There's some uncertainty and risk with Pfizer, but there are opportunities as well. And at such a modest valuation, now can be an excellent time to add it to your portfolio. Pfizer has been a big name in healthcare for decades, and I don't think that's likely to change anytime soon.
Realty Income
One dividend stock I think all income investors should consider owning is Realty Income. This is a real estate investment trust (REIT) that not only offers a high yield of 5.8%, but it also pays a dividend every month. There's no need to wait around for multiple months, as is the case with other dividend stocks; with Realty Income, you're getting a much more regular stream of cash flow.

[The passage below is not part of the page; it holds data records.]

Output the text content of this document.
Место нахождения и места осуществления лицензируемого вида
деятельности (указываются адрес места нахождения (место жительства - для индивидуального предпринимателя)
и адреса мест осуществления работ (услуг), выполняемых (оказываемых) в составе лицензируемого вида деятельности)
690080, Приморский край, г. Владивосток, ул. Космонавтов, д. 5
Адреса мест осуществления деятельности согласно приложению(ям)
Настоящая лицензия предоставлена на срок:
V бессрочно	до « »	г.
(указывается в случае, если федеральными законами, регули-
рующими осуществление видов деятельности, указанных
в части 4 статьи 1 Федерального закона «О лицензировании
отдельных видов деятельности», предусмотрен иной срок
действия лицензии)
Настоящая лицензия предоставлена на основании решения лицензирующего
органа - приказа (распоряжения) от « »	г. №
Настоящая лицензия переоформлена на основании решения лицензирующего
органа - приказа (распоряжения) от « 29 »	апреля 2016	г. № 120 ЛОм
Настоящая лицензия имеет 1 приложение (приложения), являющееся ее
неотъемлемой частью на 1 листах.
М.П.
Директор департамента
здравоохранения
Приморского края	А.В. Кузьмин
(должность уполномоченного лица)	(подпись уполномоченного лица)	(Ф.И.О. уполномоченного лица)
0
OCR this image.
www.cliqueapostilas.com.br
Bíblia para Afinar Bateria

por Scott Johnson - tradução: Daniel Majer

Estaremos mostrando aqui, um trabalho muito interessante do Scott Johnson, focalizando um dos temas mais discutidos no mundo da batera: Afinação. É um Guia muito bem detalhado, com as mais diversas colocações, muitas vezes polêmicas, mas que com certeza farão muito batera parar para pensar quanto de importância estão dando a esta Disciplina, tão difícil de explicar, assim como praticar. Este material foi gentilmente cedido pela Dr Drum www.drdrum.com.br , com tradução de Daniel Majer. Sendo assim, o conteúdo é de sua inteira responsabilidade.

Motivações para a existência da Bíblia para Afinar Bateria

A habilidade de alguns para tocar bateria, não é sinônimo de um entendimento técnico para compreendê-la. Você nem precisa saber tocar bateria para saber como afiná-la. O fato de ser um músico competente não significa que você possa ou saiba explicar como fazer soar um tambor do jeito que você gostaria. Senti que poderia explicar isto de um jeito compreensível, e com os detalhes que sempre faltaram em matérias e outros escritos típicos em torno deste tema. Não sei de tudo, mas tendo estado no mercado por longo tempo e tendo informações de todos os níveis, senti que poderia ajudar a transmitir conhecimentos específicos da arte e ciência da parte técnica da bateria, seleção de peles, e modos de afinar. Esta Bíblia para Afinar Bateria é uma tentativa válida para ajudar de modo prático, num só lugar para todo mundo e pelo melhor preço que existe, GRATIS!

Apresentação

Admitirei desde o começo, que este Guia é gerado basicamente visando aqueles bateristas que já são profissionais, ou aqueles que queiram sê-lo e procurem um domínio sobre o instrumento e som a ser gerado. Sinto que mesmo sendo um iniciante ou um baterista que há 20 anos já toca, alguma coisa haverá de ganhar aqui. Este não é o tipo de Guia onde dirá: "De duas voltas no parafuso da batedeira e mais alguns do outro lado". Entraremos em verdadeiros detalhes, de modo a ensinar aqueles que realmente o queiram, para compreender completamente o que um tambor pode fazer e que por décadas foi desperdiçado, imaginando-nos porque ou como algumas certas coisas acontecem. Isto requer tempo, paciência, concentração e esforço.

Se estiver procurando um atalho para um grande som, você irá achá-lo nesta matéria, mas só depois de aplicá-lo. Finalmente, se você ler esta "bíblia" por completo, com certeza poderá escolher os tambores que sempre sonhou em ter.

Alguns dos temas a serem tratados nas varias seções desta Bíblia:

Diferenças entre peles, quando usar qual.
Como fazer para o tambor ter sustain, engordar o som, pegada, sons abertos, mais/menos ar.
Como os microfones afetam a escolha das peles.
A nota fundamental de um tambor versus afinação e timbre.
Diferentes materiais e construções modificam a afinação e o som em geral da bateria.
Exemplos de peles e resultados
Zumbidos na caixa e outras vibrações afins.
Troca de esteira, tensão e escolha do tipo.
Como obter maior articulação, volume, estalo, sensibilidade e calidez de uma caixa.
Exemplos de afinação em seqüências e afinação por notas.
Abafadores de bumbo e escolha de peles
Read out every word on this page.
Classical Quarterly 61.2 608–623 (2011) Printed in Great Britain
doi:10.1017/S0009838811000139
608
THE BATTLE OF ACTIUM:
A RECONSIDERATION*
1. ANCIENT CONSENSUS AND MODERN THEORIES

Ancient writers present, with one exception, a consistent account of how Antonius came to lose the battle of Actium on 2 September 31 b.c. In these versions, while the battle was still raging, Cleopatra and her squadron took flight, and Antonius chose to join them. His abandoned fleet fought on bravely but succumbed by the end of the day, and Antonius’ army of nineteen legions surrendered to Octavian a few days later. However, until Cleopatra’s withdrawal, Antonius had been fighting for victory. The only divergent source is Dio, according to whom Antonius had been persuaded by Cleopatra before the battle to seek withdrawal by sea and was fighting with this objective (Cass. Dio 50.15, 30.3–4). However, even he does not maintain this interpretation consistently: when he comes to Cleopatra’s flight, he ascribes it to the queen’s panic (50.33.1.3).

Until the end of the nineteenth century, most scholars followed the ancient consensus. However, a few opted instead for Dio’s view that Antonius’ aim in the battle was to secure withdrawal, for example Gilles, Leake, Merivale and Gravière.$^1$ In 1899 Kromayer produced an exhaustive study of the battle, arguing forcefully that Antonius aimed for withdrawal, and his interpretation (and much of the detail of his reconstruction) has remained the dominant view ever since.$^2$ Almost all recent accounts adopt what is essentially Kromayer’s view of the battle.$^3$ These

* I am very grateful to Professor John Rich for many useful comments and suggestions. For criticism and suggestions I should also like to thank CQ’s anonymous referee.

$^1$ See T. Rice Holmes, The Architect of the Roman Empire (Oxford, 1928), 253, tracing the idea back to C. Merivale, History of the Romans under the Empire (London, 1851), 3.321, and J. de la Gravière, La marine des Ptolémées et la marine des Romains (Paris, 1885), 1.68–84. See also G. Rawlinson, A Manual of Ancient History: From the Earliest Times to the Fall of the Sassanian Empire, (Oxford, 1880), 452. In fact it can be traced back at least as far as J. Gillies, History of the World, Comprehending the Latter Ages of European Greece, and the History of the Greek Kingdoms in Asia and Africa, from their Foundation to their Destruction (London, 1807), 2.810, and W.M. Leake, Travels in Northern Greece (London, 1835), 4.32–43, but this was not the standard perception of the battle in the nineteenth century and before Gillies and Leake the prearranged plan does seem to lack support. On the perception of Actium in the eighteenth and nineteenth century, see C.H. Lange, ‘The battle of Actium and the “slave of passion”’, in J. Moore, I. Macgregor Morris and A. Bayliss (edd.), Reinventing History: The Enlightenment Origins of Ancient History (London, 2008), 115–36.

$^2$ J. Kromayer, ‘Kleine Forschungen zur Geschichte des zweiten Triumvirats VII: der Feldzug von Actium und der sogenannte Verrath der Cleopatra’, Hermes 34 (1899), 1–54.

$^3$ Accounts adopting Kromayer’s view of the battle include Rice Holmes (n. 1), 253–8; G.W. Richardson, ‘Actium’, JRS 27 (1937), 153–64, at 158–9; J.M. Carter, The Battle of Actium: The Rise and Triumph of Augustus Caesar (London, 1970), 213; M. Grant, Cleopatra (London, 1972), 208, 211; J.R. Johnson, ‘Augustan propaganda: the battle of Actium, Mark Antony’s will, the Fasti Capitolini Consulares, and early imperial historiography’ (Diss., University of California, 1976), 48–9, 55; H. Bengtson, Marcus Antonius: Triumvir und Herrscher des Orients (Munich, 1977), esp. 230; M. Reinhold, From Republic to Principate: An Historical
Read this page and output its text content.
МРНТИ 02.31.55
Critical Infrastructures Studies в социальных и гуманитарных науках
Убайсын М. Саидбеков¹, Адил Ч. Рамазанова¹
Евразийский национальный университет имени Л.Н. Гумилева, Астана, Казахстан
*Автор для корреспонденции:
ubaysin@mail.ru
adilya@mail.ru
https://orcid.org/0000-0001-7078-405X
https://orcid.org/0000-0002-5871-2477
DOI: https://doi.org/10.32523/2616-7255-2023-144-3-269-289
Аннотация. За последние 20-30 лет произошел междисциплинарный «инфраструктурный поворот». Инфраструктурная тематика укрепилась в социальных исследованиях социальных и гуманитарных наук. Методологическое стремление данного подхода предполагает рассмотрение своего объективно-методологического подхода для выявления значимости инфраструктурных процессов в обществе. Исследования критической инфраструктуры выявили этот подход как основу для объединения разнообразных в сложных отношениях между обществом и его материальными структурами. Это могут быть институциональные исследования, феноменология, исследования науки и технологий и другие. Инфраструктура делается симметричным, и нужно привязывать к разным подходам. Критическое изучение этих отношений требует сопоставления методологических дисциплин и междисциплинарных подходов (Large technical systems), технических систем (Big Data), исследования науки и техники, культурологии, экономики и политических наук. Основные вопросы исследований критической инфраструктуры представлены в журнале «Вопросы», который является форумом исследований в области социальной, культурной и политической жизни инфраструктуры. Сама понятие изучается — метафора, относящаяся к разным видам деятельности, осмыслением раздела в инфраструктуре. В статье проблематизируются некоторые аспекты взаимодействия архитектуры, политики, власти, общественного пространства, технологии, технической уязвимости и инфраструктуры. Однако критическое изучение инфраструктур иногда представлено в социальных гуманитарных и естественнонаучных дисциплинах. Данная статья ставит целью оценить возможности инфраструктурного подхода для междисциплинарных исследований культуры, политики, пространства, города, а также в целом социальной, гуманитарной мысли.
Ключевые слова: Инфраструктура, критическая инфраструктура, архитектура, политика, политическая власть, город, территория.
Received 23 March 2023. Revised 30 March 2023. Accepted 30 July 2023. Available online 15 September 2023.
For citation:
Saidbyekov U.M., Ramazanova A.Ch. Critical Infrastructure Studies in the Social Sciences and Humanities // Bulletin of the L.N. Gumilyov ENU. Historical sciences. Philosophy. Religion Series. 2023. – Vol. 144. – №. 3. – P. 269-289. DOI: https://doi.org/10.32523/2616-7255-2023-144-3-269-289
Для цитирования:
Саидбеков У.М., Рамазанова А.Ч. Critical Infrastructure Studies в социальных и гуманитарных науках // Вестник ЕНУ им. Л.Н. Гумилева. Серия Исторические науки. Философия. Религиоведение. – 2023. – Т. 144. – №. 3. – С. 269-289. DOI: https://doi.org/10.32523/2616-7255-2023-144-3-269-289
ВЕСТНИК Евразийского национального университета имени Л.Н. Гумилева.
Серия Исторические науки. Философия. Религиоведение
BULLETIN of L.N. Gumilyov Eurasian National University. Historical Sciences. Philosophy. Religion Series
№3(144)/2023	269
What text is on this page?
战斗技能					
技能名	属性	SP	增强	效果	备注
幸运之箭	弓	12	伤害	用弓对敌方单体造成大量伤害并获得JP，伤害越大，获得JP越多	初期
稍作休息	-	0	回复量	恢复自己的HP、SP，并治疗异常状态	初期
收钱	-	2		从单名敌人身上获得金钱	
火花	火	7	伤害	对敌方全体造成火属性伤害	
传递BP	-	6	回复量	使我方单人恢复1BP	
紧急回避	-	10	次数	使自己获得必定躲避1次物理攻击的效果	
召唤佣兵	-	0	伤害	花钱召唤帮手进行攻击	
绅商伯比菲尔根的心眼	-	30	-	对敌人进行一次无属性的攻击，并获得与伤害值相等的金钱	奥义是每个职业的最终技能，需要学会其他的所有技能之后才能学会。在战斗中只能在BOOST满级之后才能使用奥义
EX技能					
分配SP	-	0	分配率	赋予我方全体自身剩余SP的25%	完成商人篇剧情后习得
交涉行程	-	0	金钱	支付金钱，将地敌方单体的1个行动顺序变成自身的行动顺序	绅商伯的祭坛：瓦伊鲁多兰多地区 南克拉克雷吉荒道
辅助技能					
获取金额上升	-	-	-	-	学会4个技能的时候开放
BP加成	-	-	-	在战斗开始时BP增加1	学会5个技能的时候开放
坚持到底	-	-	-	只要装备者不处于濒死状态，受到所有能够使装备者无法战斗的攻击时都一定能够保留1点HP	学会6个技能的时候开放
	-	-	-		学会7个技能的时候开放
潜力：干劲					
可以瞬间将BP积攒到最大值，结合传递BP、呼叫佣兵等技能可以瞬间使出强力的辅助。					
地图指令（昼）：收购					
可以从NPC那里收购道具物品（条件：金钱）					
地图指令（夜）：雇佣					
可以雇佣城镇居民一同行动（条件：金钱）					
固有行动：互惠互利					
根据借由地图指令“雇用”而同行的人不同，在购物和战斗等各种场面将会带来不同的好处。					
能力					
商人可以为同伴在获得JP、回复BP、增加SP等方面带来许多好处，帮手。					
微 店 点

The REIT has a diverse mix of tenants, which makes it an ideal option for long-term investors. It's diversified across industries and geographies, with more than 1,500 clients across 91 industries.
The dividend remains well supported -- the REIT reported funds from operations (FFO) per share of $1.05 during the first three months of the year (versus $0.94 a year ago). That averages out to $0.35 per share per month, which is higher than the rate of its monthly dividend of $0.2685.
REITs use FFO to assess how much they can afford to pay in dividends, and with Realty Income's financials looking solid, there aren't any significant risks with its payout. Share prices of Realty Income are up 5% this year, and this can be a great income-generating investment to add to your portfolio for the long haul.
Bank of Nova Scotia
Rounding out this list of high-yielding dividend stocks is Canada-based Bank of Nova Scotia, also known as Scotiabank. At around 6%, that's a high payout for a top bank stock that is known for long-term stability. It declared its first dividend back in 1833 and has continued making regular payments since then.
The bank increased its provision for credit losses in its most recent quarter, in a sign of growing concern about macroeconomic conditions. Scotiabank's net income totaled over $2 billion Canadian dollars for the period ending April 30, which was nearly identical to its bottom line in the prior-year period. There are concerns about how the Canadian economy may perform in the near future due to tariffs, but in the grand scheme of things, that may prove to be a short-term concern for investors who are willing to hang on for years. Scotiabank's impressive track record and resilience over the years should inspire some confidence in the business.
The bank stock has increased its dividend by more than 22% in four years and can be an excellent option to hang on to for the long term. Not only can you collect a high yield today, but the dividend income you get from this investment can rise over the years.